By Krista Hughes
WASHINGTON (Reuters) - China has put a hold on a draft counter-terrorism law that would require technology firms to hand over sensitive information to government officials, a senior U.S. official said in a good sign for Western businesses who saw the rule as a major impediment to working in the world's second largest economy.
President Barack Obama said in an interview with Reuters on March 2 that he had raised concerns about the law directly with Chinese President Xi Jinping.
"They have decided to suspend the third reading of that particular law, which has sort of put that on hiatus for the moment," White House Cybersecurity Coordinator Michael Daniel said on Thursday, according to a webcast of a discussion at the Information Technology and Innovation Foundation.

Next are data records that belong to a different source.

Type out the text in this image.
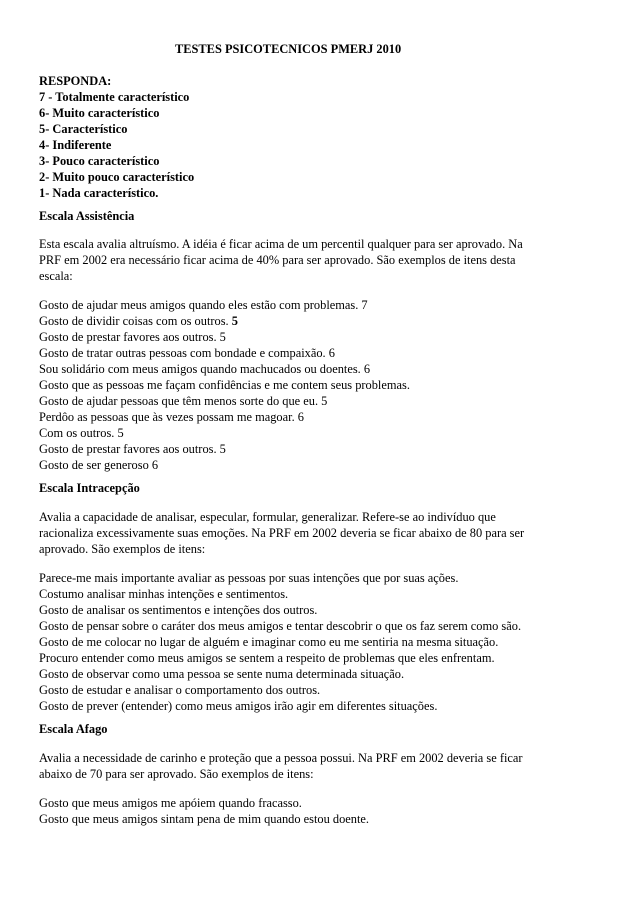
TESTES PSICOTECNICOS PMERJ 2010
RESPONDA:
7 - Totalmente característico
6- Muito característico
5- Característico
4- Indiferente
3- Pouco característico
2- Muito pouco característico
1- Nada característico.
Escala Assistência
Esta escala avalia altruísmo. A idéia é ficar acima de um percentil qualquer para ser aprovado. Na
PRF em 2002 era necessário ficar acima de 40% para ser aprovado. São exemplos de itens desta
escala:
Gosto de ajudar meus amigos quando eles estão com problemas. 7
Gosto de dividir coisas com os outros. 5
Gosto de prestar favores aos outros. 5
Gosto de tratar outras pessoas com bondade e compaixão. 6
Sou solidário com meus amigos quando machucados ou doentes. 6
Gosto que as pessoas me façam confidências e me contem seus problemas.
Gosto de ajudar pessoas que têm menos sorte do que eu. 5
Perdôo as pessoas que às vezes possam me magoar. 6
Com os outros. 5
Gosto de prestar favores aos outros. 5
Gosto de ser generoso 6
Escala Intracepção
Avalia a capacidade de analisar, especular, formular, generalizar. Refere-se ao indivíduo que
racionaliza excessivamente suas emoções. Na PRF em 2002 deveria se ficar abaixo de 80 para ser
aprovado. São exemplos de itens:
Parece-me mais importante avaliar as pessoas por suas intenções que por suas ações.
Costumo analisar minhas intenções e sentimentos.
Gosto de analisar os sentimentos e intenções dos outros.
Gosto de pensar sobre o caráter dos meus amigos e tentar descobrir o que os faz serem como são.
Gosto de me colocar no lugar de alguém e imaginar como eu me sentiria na mesma situação.
Procuro entender como meus amigos se sentem a respeito de problemas que eles enfrentam.
Gosto de observar como uma pessoa se sente numa determinada situação.
Gosto de estudar e analisar o comportamento dos outros.
Gosto de prever (entender) como meus amigos irão agir em diferentes situações.
Escala Afago
Avalia a necessidade de carinho e proteção que a pessoa possui. Na PRF em 2002 deveria se ficar
abaixo de 70 para ser aprovado. São exemplos de itens:
Gosto que meus amigos me apóiem quando fracasso.
Gosto que meus amigos sintam pena de mim quando estou doente.
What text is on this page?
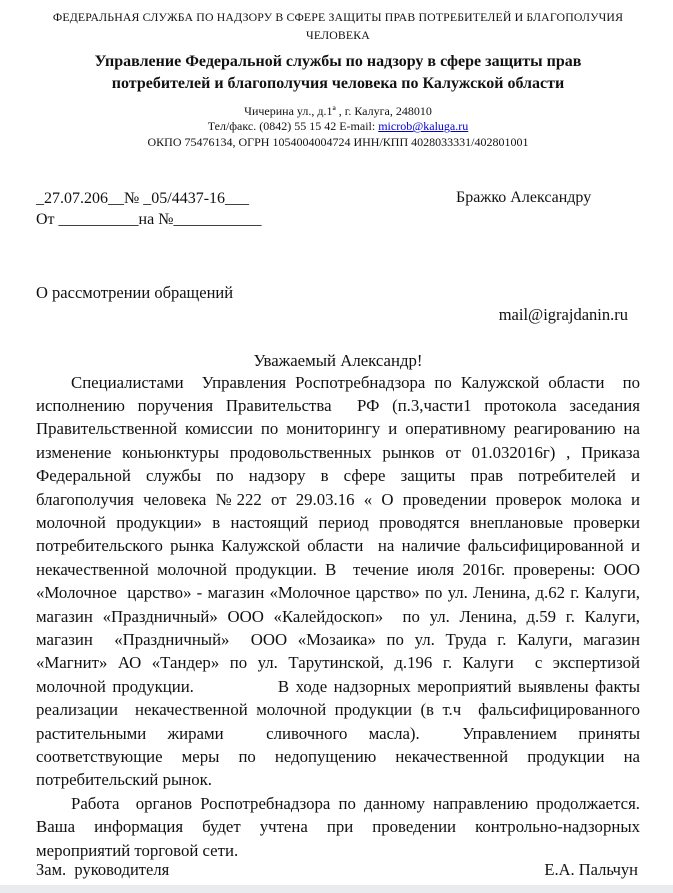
ФЕДЕРАЛЬНАЯ СЛУЖБА ПО НАДЗОРУ В СФЕРЕ ЗАЩИТЫ ПРАВ ПОТРЕБИТЕЛЕЙ И БЛАГОПОЛУЧИЯ ЧЕЛОВЕКА
Управление Федеральной службы по надзору в сфере защиты прав потребителей и благополучия человека по Калужской области
Чичерина ул., д.1ª , г. Калуга, 248010
Тел/факс. (0842) 55 15 42 E-mail: microb@kaluga.ru
ОКПО 75476134, ОГРН 1054004004724 ИНН/КПП 4028033331/402801001
_27.07.206__№ _05/4437-16___
От __________на №___________
Бражко Александру
О рассмотрении обращений
mail@igrajdanin.ru
Уважаемый Александр!

Специалистами  Управления Роспотребнадзора по Калужской области  по исполнению поручения Правительства  РФ (п.3,части1 протокола заседания Правительственной комиссии по мониторингу и оперативному реагированию на изменение коньюнктуры продовольственных рынков от 01.032016г) , Приказа Федеральной службы по надзору в сфере защиты прав потребителей и благополучия человека №222 от 29.03.16 « О проведении проверок молока и молочной продукции» в настоящий период проводятся внеплановые проверки потребительского рынка Калужской области  на наличие фальсифицированной и некачественной молочной продукции. В  течение июля 2016г. проверены: ООО «Молочное  царство» - магазин «Молочное царство» по ул. Ленина, д.62 г. Калуги, магазин «Праздничный» ООО «Калейдоскоп»  по ул. Ленина, д.59 г. Калуги, магазин  «Праздничный»  ООО «Мозаика» по ул. Труда г. Калуги, магазин «Магнит» АО «Тандер» по ул. Тарутинской, д.196 г. Калуги  с экспертизой молочной продукции.             В ходе надзорных мероприятий выявлены факты реализации  некачественной молочной продукции (в т.ч  фальсифицированного растительными жирами  сливочного масла).  Управлением приняты соответствующие меры по недопущению некачественной продукции на потребительский рынок.

Работа  органов Роспотребнадзора по данному направлению продолжается. Ваша информация будет учтена при проведении контрольно-надзорных мероприятий торговой сети.

Зам.  руководителя	Е.А. Пальчун
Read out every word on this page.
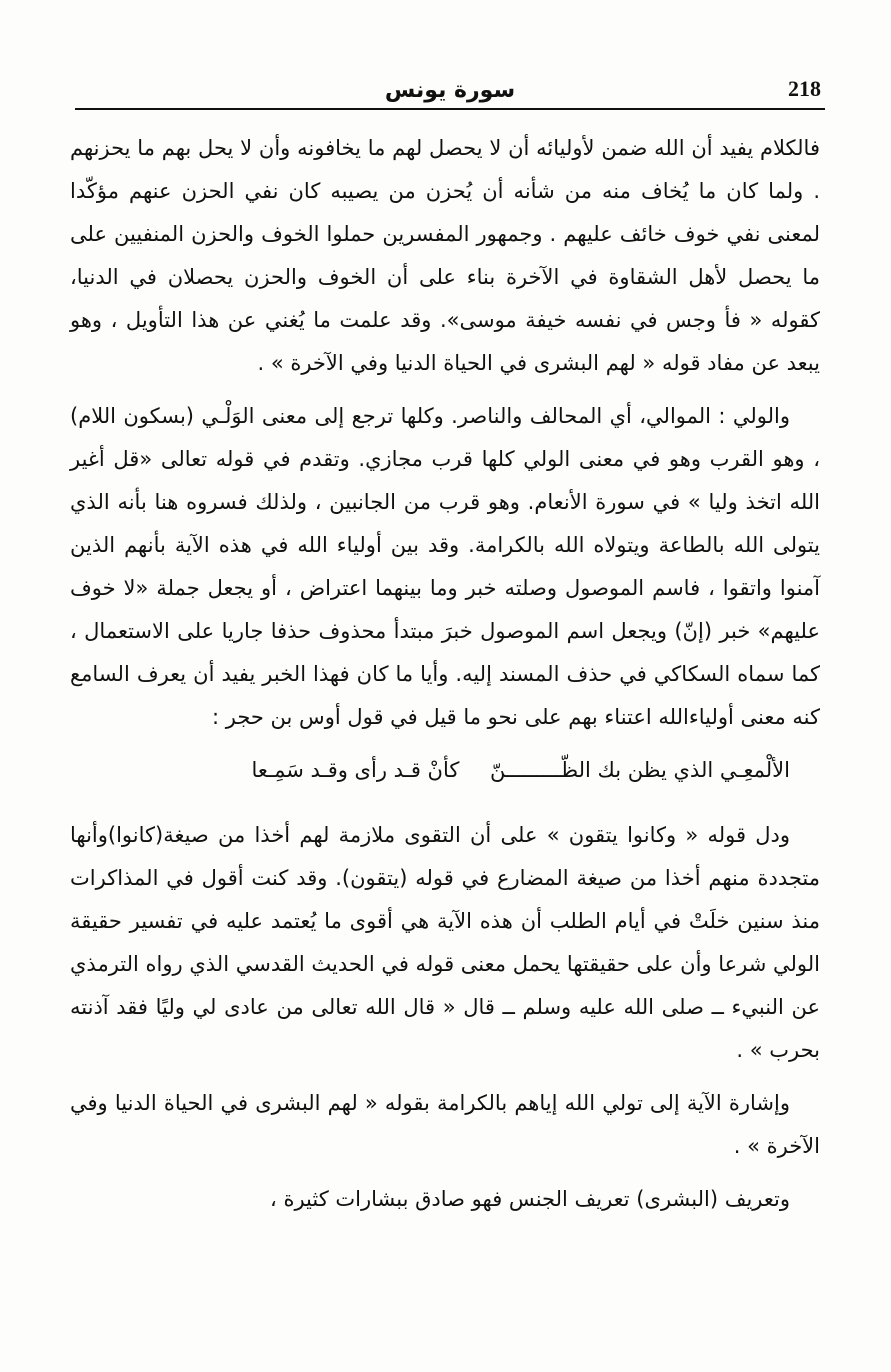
218
سورة يونس

فالكلام يفيد أن الله ضمن لأوليائه أن لا يحصل لهم ما يخافونه وأن لا يحل بهم ما يحزنهم . ولما كان ما يُخاف منه من شأنه أن يُحزن من يصيبه كان نفي الحزن عنهم مؤكّدا لمعنى نفي خوف خائف عليهم . وجمهور المفسرين حملوا الخوف والحزن المنفيين على ما يحصل لأهل الشقاوة في الآخرة بناء على أن الخوف والحزن يحصلان في الدنيا، كقوله « فأ وجس في نفسه خيفة موسى». وقد علمت ما يُغني عن هذا التأويل ، وهو يبعد عن مفاد قوله « لهم البشرى في الحياة الدنيا وفي الآخرة » .

والولي : الموالي، أي المحالف والناصر. وكلها ترجع إلى معنى الوَلْـي (بسكون اللام) ، وهو القرب وهو في معنى الولي كلها قرب مجازي. وتقدم في قوله تعالى «قل أغير الله اتخذ وليا » في سورة الأنعام. وهو قرب من الجانبين ، ولذلك فسروه هنا بأنه الذي يتولى الله بالطاعة ويتولاه الله بالكرامة. وقد بين أولياء الله في هذه الآية بأنهم الذين آمنوا واتقوا ، فاسم الموصول وصلته خبر وما بينهما اعتراض ، أو يجعل جملة «لا خوف عليهم» خبر (إنّ) ويجعل اسم الموصول خبرَ مبتدأ محذوف حذفا جاريا على الاستعمال ، كما سماه السكاكي في حذف المسند إليه. وأيا ما كان فهذا الخبر يفيد أن يعرف السامع كنه معنى أولياءالله اعتناء بهم على نحو ما قيل في قول أوس بن حجر :

الألْمعِـي الذي يظن بك الظّـــــــــنّ كأنْ قـد رأى وقـد سَمِـعا

ودل قوله « وكانوا يتقون » على أن التقوى ملازمة لهم أخذا من صيغة(كانوا)وأنها متجددة منهم أخذا من صيغة المضارع في قوله (يتقون). وقد كنت أقول في المذاكرات منذ سنين خلَتْ في أيام الطلب أن هذه الآية هي أقوى ما يُعتمد عليه في تفسير حقيقة الولي شرعا وأن على حقيقتها يحمل معنى قوله في الحديث القدسي الذي رواه الترمذي عن النبيء ــ صلى الله عليه وسلم ــ قال « قال الله تعالى من عادى لي وليًا فقد آذنته بحرب » .

وإشارة الآية إلى تولي الله إياهم بالكرامة بقوله « لهم البشرى في الحياة الدنيا وفي الآخرة » .

وتعريف (البشرى) تعريف الجنس فهو صادق ببشارات كثيرة ،
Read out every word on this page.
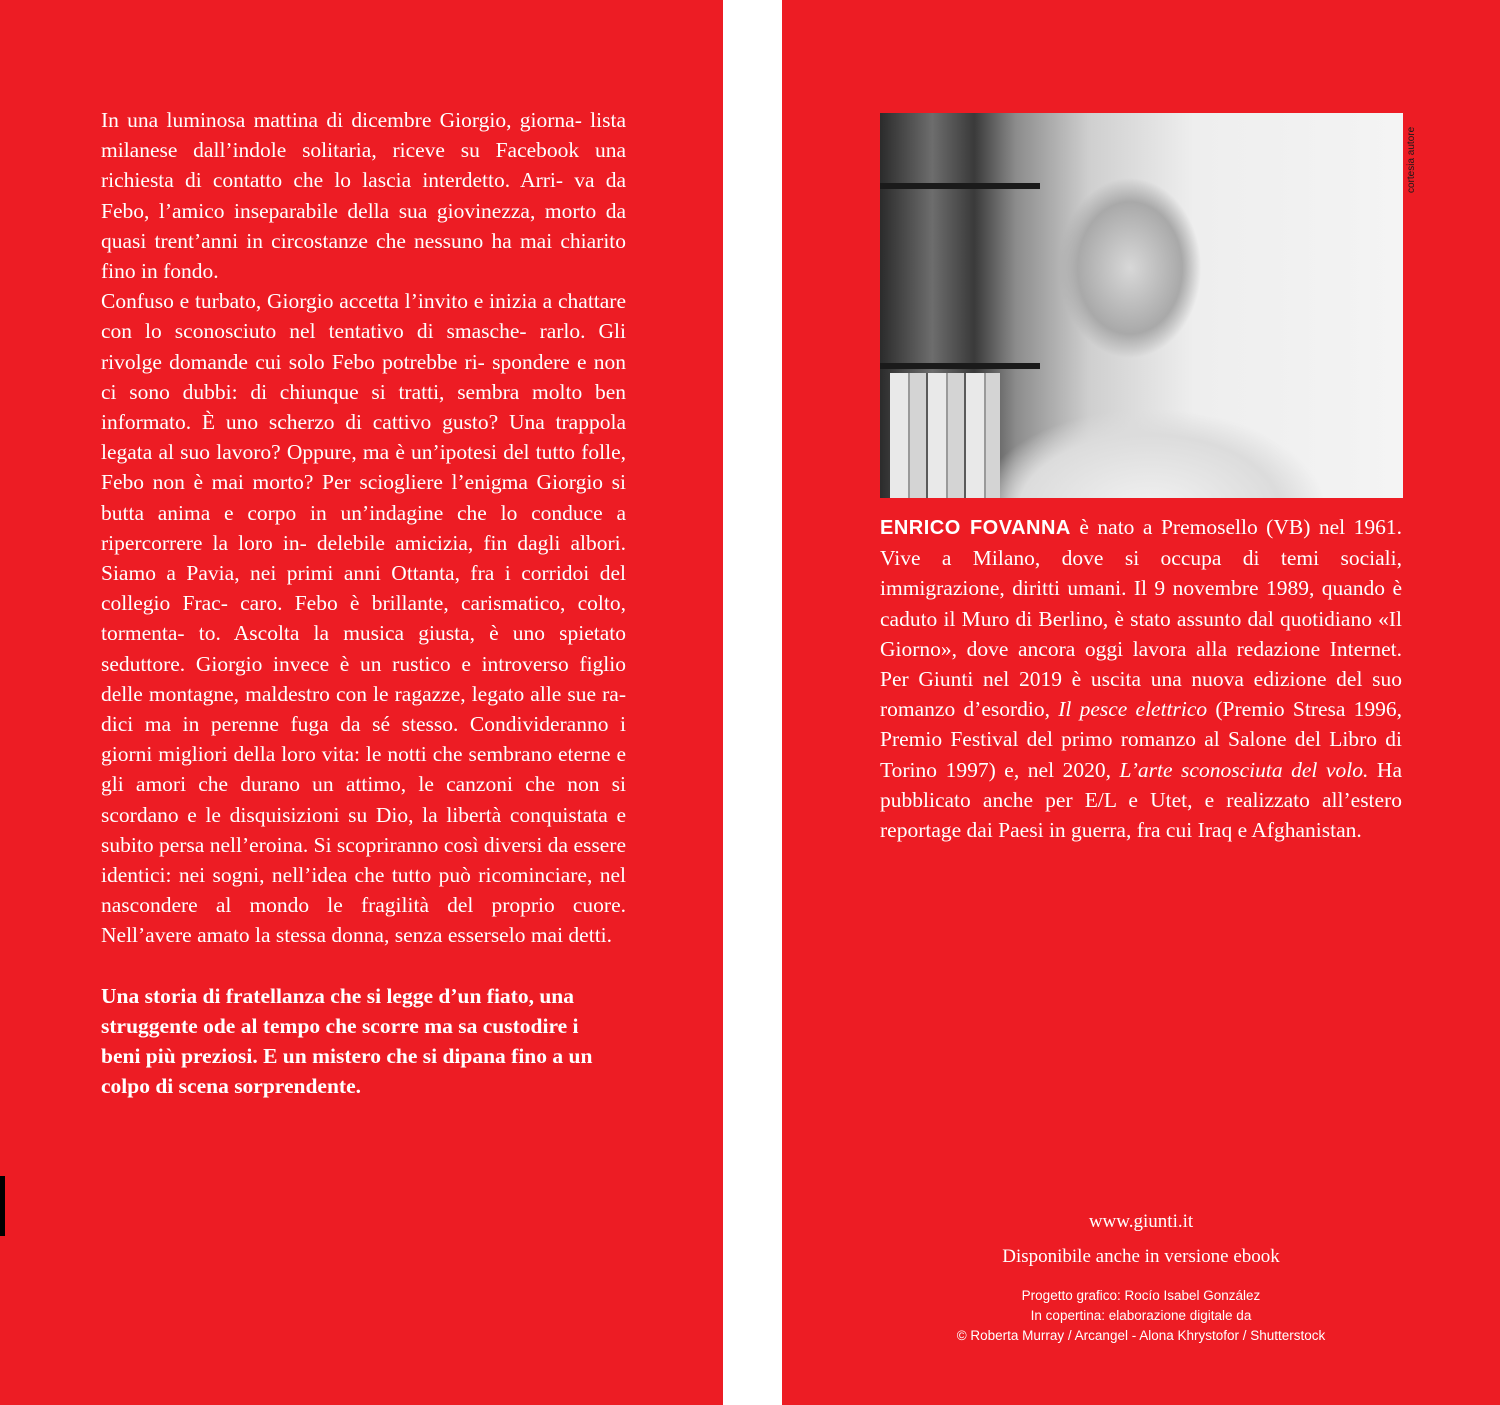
In una luminosa mattina di dicembre Giorgio, giorna- lista milanese dall’indole solitaria, riceve su Facebook una richiesta di contatto che lo lascia interdetto. Arri- va da Febo, l’amico inseparabile della sua giovinezza, morto da quasi trent’anni in circostanze che nessuno ha mai chiarito fino in fondo.
Confuso e turbato, Giorgio accetta l’invito e inizia a chattare con lo sconosciuto nel tentativo di smasche- rarlo. Gli rivolge domande cui solo Febo potrebbe ri- spondere e non ci sono dubbi: di chiunque si tratti, sembra molto ben informato. È uno scherzo di cattivo gusto? Una trappola legata al suo lavoro? Oppure, ma è un’ipotesi del tutto folle, Febo non è mai morto? Per sciogliere l’enigma Giorgio si butta anima e corpo in un’indagine che lo conduce a ripercorrere la loro in- delebile amicizia, fin dagli albori. Siamo a Pavia, nei primi anni Ottanta, fra i corridoi del collegio Frac- caro. Febo è brillante, carismatico, colto, tormenta- to. Ascolta la musica giusta, è uno spietato seduttore. Giorgio invece è un rustico e introverso figlio delle montagne, maldestro con le ragazze, legato alle sue ra- dici ma in perenne fuga da sé stesso. Condivideranno i giorni migliori della loro vita: le notti che sembrano eterne e gli amori che durano un attimo, le canzoni che non si scordano e le disquisizioni su Dio, la libertà conquistata e subito persa nell’eroina. Si scopriranno così diversi da essere identici: nei sogni, nell’idea che tutto può ricominciare, nel nascondere al mondo le fragilità del proprio cuore. Nell’avere amato la stessa donna, senza esserselo mai detti.

Una storia di fratellanza che si legge d’un fiato, una
struggente ode al tempo che scorre ma sa custodire i
beni più preziosi. E un mistero che si dipana fino a un
colpo di scena sorprendente.

cortesia autore
ENRICO FOVANNA è nato a Premosello (VB) nel 1961. Vive a Milano, dove si occupa di temi sociali, immigrazione, diritti umani. Il 9 novembre 1989, quando è caduto il Muro di Berlino, è stato assunto dal quotidiano «Il Giorno», dove ancora oggi lavora alla redazione Internet. Per Giunti nel 2019 è uscita una nuova edizione del suo romanzo d’esordio, Il pesce elettrico (Premio Stresa 1996, Premio Festival del primo romanzo al Salone del Libro di Torino 1997) e, nel 2020, L’arte sconosciuta del volo. Ha pubblicato anche per E/L e Utet, e realizzato all’estero reportage dai Paesi in guerra, fra cui Iraq e Afghanistan.
www.giunti.it
Disponibile anche in versione ebook
Progetto grafico: Rocío Isabel González
In copertina: elaborazione digitale da
© Roberta Murray / Arcangel - Alona Khrystofor / Shutterstock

"We did see that as something that was bad not just for U.S. business but for the global economy as a whole, and it was something we felt was very important to communicate very clearly to them," Daniel said.
It was not clear whether the bill would proceed or not.
China Central Television reported on March 9 that Wang Aili, a senior official with the Chinese National People's Congress Standing Committee's legislative affairs commission, said the bill was not on the schedule for the NPC's annual session, which began last week. A third reading and vote would be scheduled in "due time," he said.
The law would require technology firms to hand over encryption keys, the passcodes that help protect data, and install security "backdoors" in their systems to give Chinese authorities surveillance access.
One industry source, who requested anonymity, said the move gave companies "some breathing room, but not complete relief" because the bill could be picked up again at any point as only the standing committee — not the full parliament – was needed to pass a law.
But another was optimistic that was the end of the matter.
"The Chinese are not ready to kick out all foreign companies, and because they weren't ready to take that step, they backed off," said a U.S. technology industry expert, who asked not to be identified to avoid complicating his employer's dealings in China.
"You can bet that the next steps will be something that tightens up somewhere but doesn't cause this level of pain."
The initial draft, published by the NPC late last year, requires companies to also keep servers and user data within China, supply law enforcement authorities with communications records and censor terrorism-related Internet content.
Last month, a parliamentary body read a second draft of the law, which would go beyond a set of financial industry regulations pushing Chinese banks to purchase from domestic technology vendors.
The rules would affect major U.S. companies, including Microsoft Corp (NASDAQ:MSFT) and Apple Inc (NASDAQ:AAPL).
Although the law would apply to both domestic and foreign companies, officials in Washington and Western business lobbies complained that the combination of that law, the banking rules and anti-trust investigations amounted to unfair regulatory pressure targeting foreign companies.
The tensions come at a sensitive time because in early 2015 the United States and China are due to exchange offers detailing which industries would remain off-limits under a Bilateral Investment Treaty.
A spokeswoman for the U.S. Trade Representative said the Chinese offer was expected "relatively soon," although no firm date had been set.